Data for the study were provided by nephrologists; patients with CKD stage 3-5 were included. Criteria for gout included gout listed as a comorbidity, use of urate-lowering therapy, or noted tophi/gout flare. Patients with uncontrolled gout had serum urate >6 mg/dL with tophi, two or more flares in the past year, or more than one swollen or tender joint. The study examined the prevalence of gout and compared patients with gout to those without gout.

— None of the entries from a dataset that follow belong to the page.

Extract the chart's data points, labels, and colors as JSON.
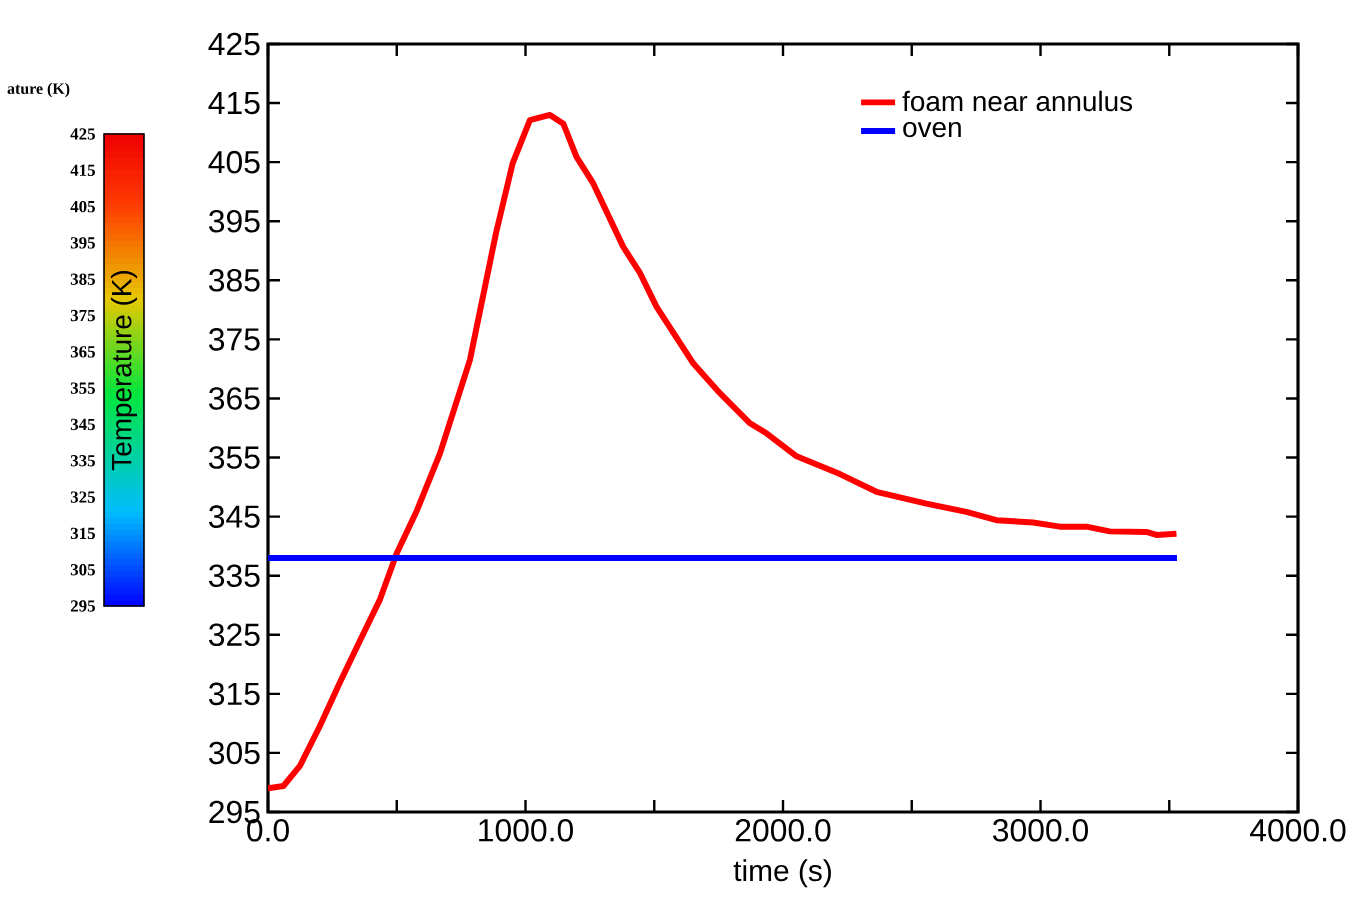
{
  "chart_data": {
    "type": "line",
    "xlabel": "time (s)",
    "xlim": [
      0,
      4000
    ],
    "ylim": [
      295,
      425
    ],
    "xticks": [
      {
        "value": 0,
        "label": "0.0"
      },
      {
        "value": 500,
        "label": null
      },
      {
        "value": 1000,
        "label": "1000.0"
      },
      {
        "value": 1500,
        "label": null
      },
      {
        "value": 2000,
        "label": "2000.0"
      },
      {
        "value": 2500,
        "label": null
      },
      {
        "value": 3000,
        "label": "3000.0"
      },
      {
        "value": 3500,
        "label": null
      },
      {
        "value": 4000,
        "label": "4000.0"
      }
    ],
    "yticks": [
      295,
      305,
      315,
      325,
      335,
      345,
      355,
      365,
      375,
      385,
      395,
      405,
      415,
      425
    ],
    "legend": "top right",
    "marker": "none",
    "line_style": "solid",
    "clabel": "Temperature (K)",
    "clim": [
      295,
      425
    ],
    "cticks": [
      295,
      305,
      315,
      325,
      335,
      345,
      355,
      365,
      375,
      385,
      395,
      405,
      415,
      425
    ],
    "annotations": [
      "ature (K)"
    ],
    "series": [
      {
        "name": "foam near annulus",
        "color": "#ff0000",
        "x": [
          0,
          60,
          124,
          202,
          280,
          357,
          435,
          500,
          578,
          668,
          784,
          885,
          950,
          1017,
          1095,
          1147,
          1198,
          1263,
          1379,
          1445,
          1509,
          1652,
          1755,
          1872,
          1936,
          2053,
          2221,
          2363,
          2557,
          2712,
          2829,
          2971,
          3075,
          3178,
          3269,
          3411,
          3450,
          3528
        ],
        "values": [
          299,
          299.4,
          302.8,
          309.6,
          317,
          324,
          331,
          338.8,
          346,
          355.7,
          371.5,
          392.9,
          404.8,
          412.1,
          413,
          411.5,
          405.9,
          401.4,
          390.7,
          386.2,
          380.5,
          370.9,
          365.9,
          360.8,
          359.1,
          355.2,
          352.2,
          349.2,
          347.2,
          345.8,
          344.4,
          344,
          343.3,
          343.3,
          342.5,
          342.4,
          341.9,
          342.1
        ]
      },
      {
        "name": "oven",
        "color": "#0000ff",
        "x": [
          0,
          3530
        ],
        "values": [
          338,
          338
        ]
      }
    ]
  }
}
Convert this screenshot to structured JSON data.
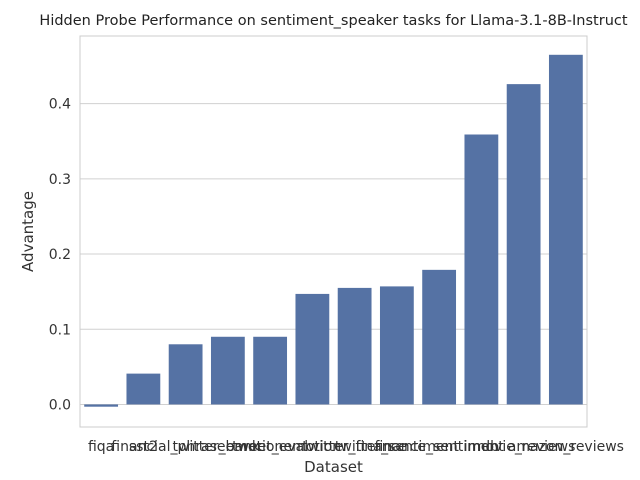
{
  "chart_data": {
    "type": "bar",
    "title": "Hidden Probe Performance on sentiment_speaker tasks for Llama-3.1-8B-Instruct",
    "xlabel": "Dataset",
    "ylabel": "Advantage",
    "categories": [
      "fiqa",
      "sst2",
      "financial_phrasebank",
      "twitter_emotion",
      "tweet_eval",
      "emotion",
      "twitter_finance",
      "twitter_sentiment",
      "finance_sentiment",
      "imdb",
      "movie_reviews",
      "amazon_reviews"
    ],
    "values": [
      -0.003,
      0.041,
      0.08,
      0.09,
      0.09,
      0.147,
      0.155,
      0.157,
      0.179,
      0.359,
      0.426,
      0.465
    ],
    "ylim": [
      -0.03,
      0.49
    ],
    "yticks": [
      0.0,
      0.1,
      0.2,
      0.3,
      0.4
    ],
    "ytick_labels": [
      "0.0",
      "0.1",
      "0.2",
      "0.3",
      "0.4"
    ],
    "grid": "horizontal",
    "bar_color": "#5572a4",
    "grid_color": "#d0d0d0"
  }
}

A total of 111 physicians reported data on 746 patients. Mean age of patients was 56.2 years, 55.2% were male, mean body mass index was 31.4 kg/m2, mean CKD duration was 4.0 years, and mean estimated glomerular filtration rate was 32.2 mL/min/1.73 m2 at baseline. A total of 173 (23%) patients had gout; of those 23 (13%) had uncontrolled gout. Twenty-nine percent had no diagnosis of gout and 38% were not using urate-lowering therapy. The prevalence of gout was highest among patients with CKD stage 3b and 4 (both 28%).
Patients with gout sought medical care more than patients without gout (30% vs 7% in the prior year), and, at presentation, more often had urination changes (15% vs 7%) and shortness of breath (21% vs 14%; P≤.02 for all).

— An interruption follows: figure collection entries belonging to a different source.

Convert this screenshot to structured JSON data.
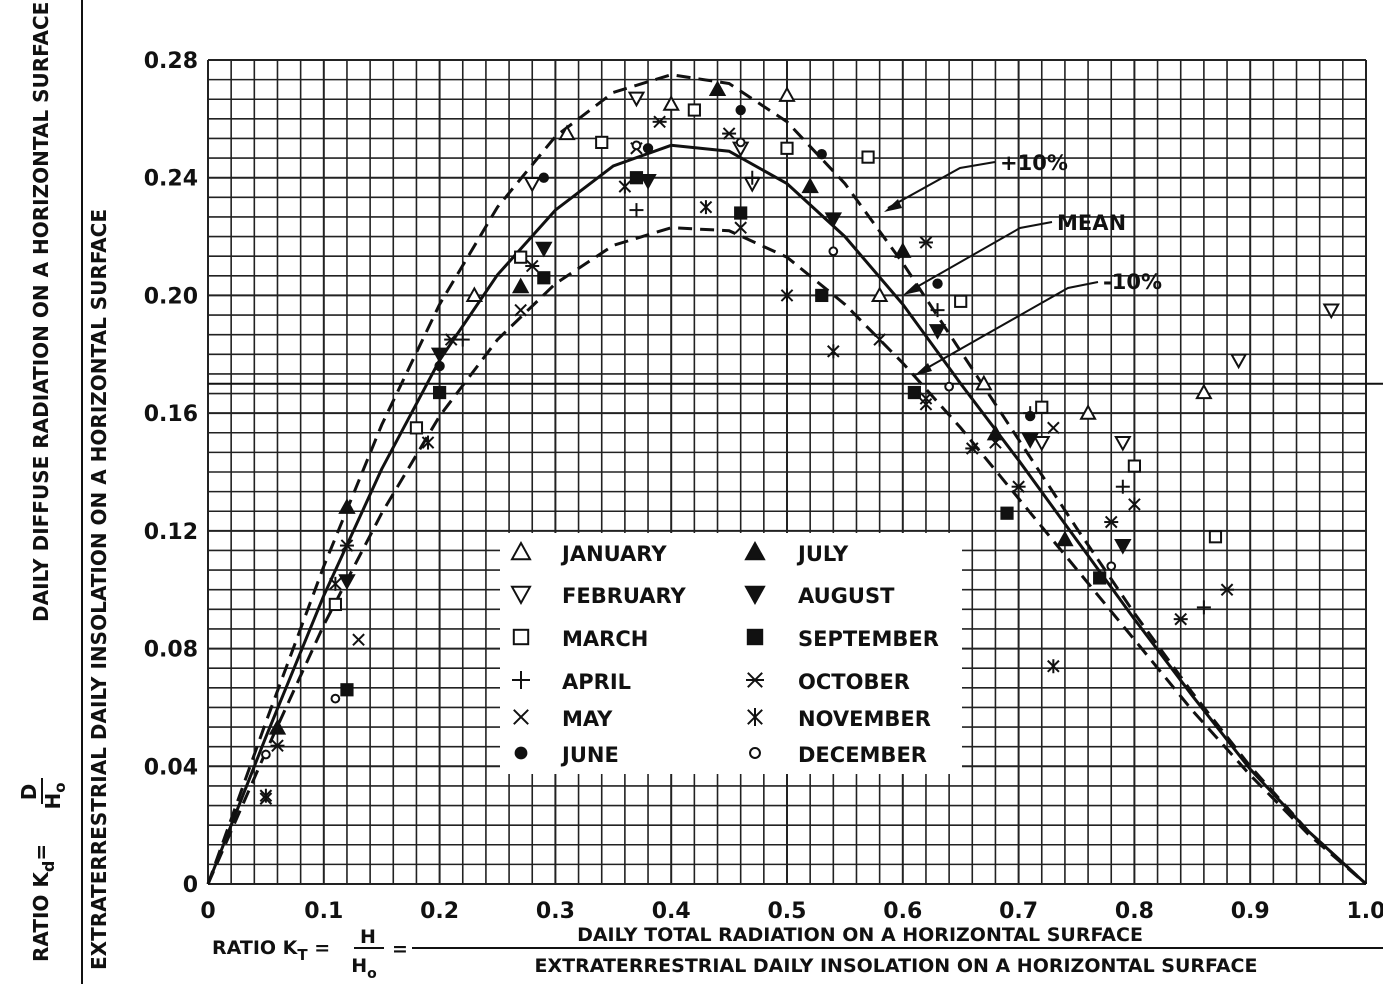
{
  "chart_data": {
    "type": "scatter",
    "xlim": [
      0,
      1.0
    ],
    "ylim": [
      0,
      0.28
    ],
    "grid": true,
    "x_ticks": [
      "0",
      "0.1",
      "0.2",
      "0.3",
      "0.4",
      "0.5",
      "0.6",
      "0.7",
      "0.8",
      "0.9",
      "1.0"
    ],
    "y_ticks": [
      "0",
      "0.04",
      "0.08",
      "0.12",
      "0.16",
      "0.20",
      "0.24",
      "0.28"
    ],
    "xlabel": {
      "prefix": "RATIO K",
      "sub": "T",
      "num": "H",
      "den": "H",
      "den_sub": "o",
      "line1": "DAILY TOTAL RADIATION ON A HORIZONTAL SURFACE",
      "line2": "EXTRATERRESTRIAL DAILY INSOLATION ON A HORIZONTAL SURFACE"
    },
    "ylabel": {
      "prefix": "RATIO K",
      "sub": "d",
      "num": "D",
      "den": "H",
      "den_sub": "o",
      "line1": "DAILY DIFFUSE RADIATION ON A HORIZONTAL SURFACE",
      "line2": "EXTRATERRESTRIAL DAILY INSOLATION ON A HORIZONTAL SURFACE"
    },
    "curves": [
      {
        "name": "MEAN",
        "style": "solid",
        "x": [
          0,
          0.05,
          0.1,
          0.15,
          0.2,
          0.25,
          0.3,
          0.35,
          0.4,
          0.45,
          0.5,
          0.55,
          0.6,
          0.65,
          0.7,
          0.75,
          0.8,
          0.85,
          0.9,
          0.95,
          1.0
        ],
        "y": [
          0,
          0.05,
          0.098,
          0.141,
          0.178,
          0.207,
          0.229,
          0.244,
          0.251,
          0.249,
          0.238,
          0.22,
          0.197,
          0.17,
          0.144,
          0.117,
          0.09,
          0.064,
          0.039,
          0.018,
          0.0
        ]
      },
      {
        "name": "+10%",
        "style": "dashed",
        "x": [
          0,
          0.05,
          0.1,
          0.15,
          0.2,
          0.25,
          0.3,
          0.35,
          0.4,
          0.45,
          0.5,
          0.55,
          0.6,
          0.65,
          0.7,
          0.75,
          0.8,
          0.85,
          0.9,
          0.95,
          1.0
        ],
        "y": [
          0,
          0.055,
          0.108,
          0.156,
          0.197,
          0.23,
          0.254,
          0.269,
          0.275,
          0.272,
          0.259,
          0.238,
          0.211,
          0.181,
          0.151,
          0.121,
          0.092,
          0.065,
          0.04,
          0.018,
          0.0
        ]
      },
      {
        "name": "-10%",
        "style": "dashed",
        "x": [
          0,
          0.05,
          0.1,
          0.15,
          0.2,
          0.25,
          0.3,
          0.35,
          0.4,
          0.45,
          0.5,
          0.55,
          0.6,
          0.65,
          0.7,
          0.75,
          0.8,
          0.85,
          0.9,
          0.95,
          1.0
        ],
        "y": [
          0,
          0.045,
          0.088,
          0.126,
          0.159,
          0.185,
          0.204,
          0.217,
          0.223,
          0.222,
          0.213,
          0.197,
          0.177,
          0.155,
          0.131,
          0.107,
          0.083,
          0.059,
          0.037,
          0.017,
          0.0
        ]
      }
    ],
    "annotations": [
      "+10%",
      "MEAN",
      "-10%"
    ],
    "legend": [
      {
        "label": "JANUARY",
        "marker": "tri-up-open"
      },
      {
        "label": "FEBRUARY",
        "marker": "tri-down-open"
      },
      {
        "label": "MARCH",
        "marker": "square-open"
      },
      {
        "label": "APRIL",
        "marker": "plus"
      },
      {
        "label": "MAY",
        "marker": "x"
      },
      {
        "label": "JUNE",
        "marker": "circle-filled"
      },
      {
        "label": "JULY",
        "marker": "tri-up-filled"
      },
      {
        "label": "AUGUST",
        "marker": "tri-down-filled"
      },
      {
        "label": "SEPTEMBER",
        "marker": "square-filled"
      },
      {
        "label": "OCTOBER",
        "marker": "x-bar"
      },
      {
        "label": "NOVEMBER",
        "marker": "asterisk"
      },
      {
        "label": "DECEMBER",
        "marker": "circle-open"
      }
    ],
    "series": [
      {
        "name": "JANUARY",
        "points": [
          [
            0.31,
            0.255
          ],
          [
            0.4,
            0.265
          ],
          [
            0.5,
            0.268
          ],
          [
            0.23,
            0.2
          ],
          [
            0.58,
            0.2
          ],
          [
            0.67,
            0.17
          ],
          [
            0.76,
            0.16
          ],
          [
            0.86,
            0.167
          ]
        ]
      },
      {
        "name": "FEBRUARY",
        "points": [
          [
            0.28,
            0.238
          ],
          [
            0.37,
            0.267
          ],
          [
            0.46,
            0.25
          ],
          [
            0.47,
            0.238
          ],
          [
            0.72,
            0.15
          ],
          [
            0.79,
            0.15
          ],
          [
            0.89,
            0.178
          ],
          [
            0.97,
            0.195
          ]
        ]
      },
      {
        "name": "MARCH",
        "points": [
          [
            0.27,
            0.213
          ],
          [
            0.34,
            0.252
          ],
          [
            0.42,
            0.263
          ],
          [
            0.5,
            0.25
          ],
          [
            0.57,
            0.247
          ],
          [
            0.18,
            0.155
          ],
          [
            0.11,
            0.095
          ],
          [
            0.65,
            0.198
          ],
          [
            0.72,
            0.162
          ],
          [
            0.8,
            0.142
          ],
          [
            0.87,
            0.118
          ]
        ]
      },
      {
        "name": "APRIL",
        "points": [
          [
            0.37,
            0.229
          ],
          [
            0.47,
            0.24
          ],
          [
            0.63,
            0.195
          ],
          [
            0.71,
            0.16
          ],
          [
            0.79,
            0.135
          ],
          [
            0.86,
            0.094
          ],
          [
            0.22,
            0.185
          ]
        ]
      },
      {
        "name": "MAY",
        "points": [
          [
            0.27,
            0.195
          ],
          [
            0.13,
            0.083
          ],
          [
            0.05,
            0.029
          ],
          [
            0.37,
            0.25
          ],
          [
            0.46,
            0.223
          ],
          [
            0.62,
            0.165
          ],
          [
            0.68,
            0.15
          ],
          [
            0.73,
            0.155
          ]
        ]
      },
      {
        "name": "JUNE",
        "points": [
          [
            0.29,
            0.24
          ],
          [
            0.38,
            0.25
          ],
          [
            0.46,
            0.263
          ],
          [
            0.53,
            0.248
          ],
          [
            0.2,
            0.176
          ],
          [
            0.63,
            0.204
          ],
          [
            0.71,
            0.159
          ]
        ]
      },
      {
        "name": "JULY",
        "points": [
          [
            0.44,
            0.27
          ],
          [
            0.52,
            0.237
          ],
          [
            0.6,
            0.215
          ],
          [
            0.68,
            0.153
          ],
          [
            0.74,
            0.117
          ],
          [
            0.27,
            0.203
          ],
          [
            0.12,
            0.128
          ],
          [
            0.06,
            0.053
          ]
        ]
      },
      {
        "name": "AUGUST",
        "points": [
          [
            0.38,
            0.239
          ],
          [
            0.29,
            0.216
          ],
          [
            0.54,
            0.226
          ],
          [
            0.63,
            0.188
          ],
          [
            0.71,
            0.151
          ],
          [
            0.79,
            0.115
          ],
          [
            0.12,
            0.103
          ],
          [
            0.2,
            0.18
          ]
        ]
      },
      {
        "name": "SEPTEMBER",
        "points": [
          [
            0.37,
            0.24
          ],
          [
            0.46,
            0.228
          ],
          [
            0.53,
            0.2
          ],
          [
            0.29,
            0.206
          ],
          [
            0.2,
            0.167
          ],
          [
            0.12,
            0.066
          ],
          [
            0.61,
            0.167
          ],
          [
            0.69,
            0.126
          ],
          [
            0.77,
            0.104
          ]
        ]
      },
      {
        "name": "OCTOBER",
        "points": [
          [
            0.28,
            0.21
          ],
          [
            0.21,
            0.185
          ],
          [
            0.12,
            0.115
          ],
          [
            0.06,
            0.047
          ],
          [
            0.39,
            0.259
          ],
          [
            0.45,
            0.255
          ],
          [
            0.62,
            0.218
          ],
          [
            0.66,
            0.148
          ],
          [
            0.7,
            0.135
          ],
          [
            0.78,
            0.123
          ],
          [
            0.84,
            0.09
          ],
          [
            0.88,
            0.1
          ]
        ]
      },
      {
        "name": "NOVEMBER",
        "points": [
          [
            0.36,
            0.237
          ],
          [
            0.43,
            0.23
          ],
          [
            0.5,
            0.2
          ],
          [
            0.54,
            0.181
          ],
          [
            0.58,
            0.185
          ],
          [
            0.19,
            0.15
          ],
          [
            0.11,
            0.102
          ],
          [
            0.05,
            0.03
          ],
          [
            0.73,
            0.074
          ],
          [
            0.8,
            0.129
          ],
          [
            0.62,
            0.163
          ]
        ]
      },
      {
        "name": "DECEMBER",
        "points": [
          [
            0.37,
            0.251
          ],
          [
            0.46,
            0.252
          ],
          [
            0.54,
            0.215
          ],
          [
            0.64,
            0.169
          ],
          [
            0.11,
            0.063
          ],
          [
            0.05,
            0.044
          ],
          [
            0.78,
            0.108
          ]
        ]
      }
    ]
  }
}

Patients with gout had higher comorbidity prevalence. The most common comorbidities were hypertension (82%), diabetes mellitus (47%), CKD-associated anemia (42%), CKD-mineral bone disorder (40%), ischemic heart disease (23%), and congestive heart failure (21%). Patients with uncontrolled gout had higher disease burden and more pulmonary hypertension, joint issues, chronic pain, and use of febuxostat and colchicine compared with patients with controlled gout.
In conclusion, the researchers said, “In advanced CKD patients, gout is common and highly impactful with increased healthcare utilization and cardiovascular and bone/joint complication risk. Many gouty CKD patients were not on urate-lowering therapy, but uncontrolled gout patients had higher health burden. Improved diagnosis/management of comorbid gout is needed in advanced CKD patients.”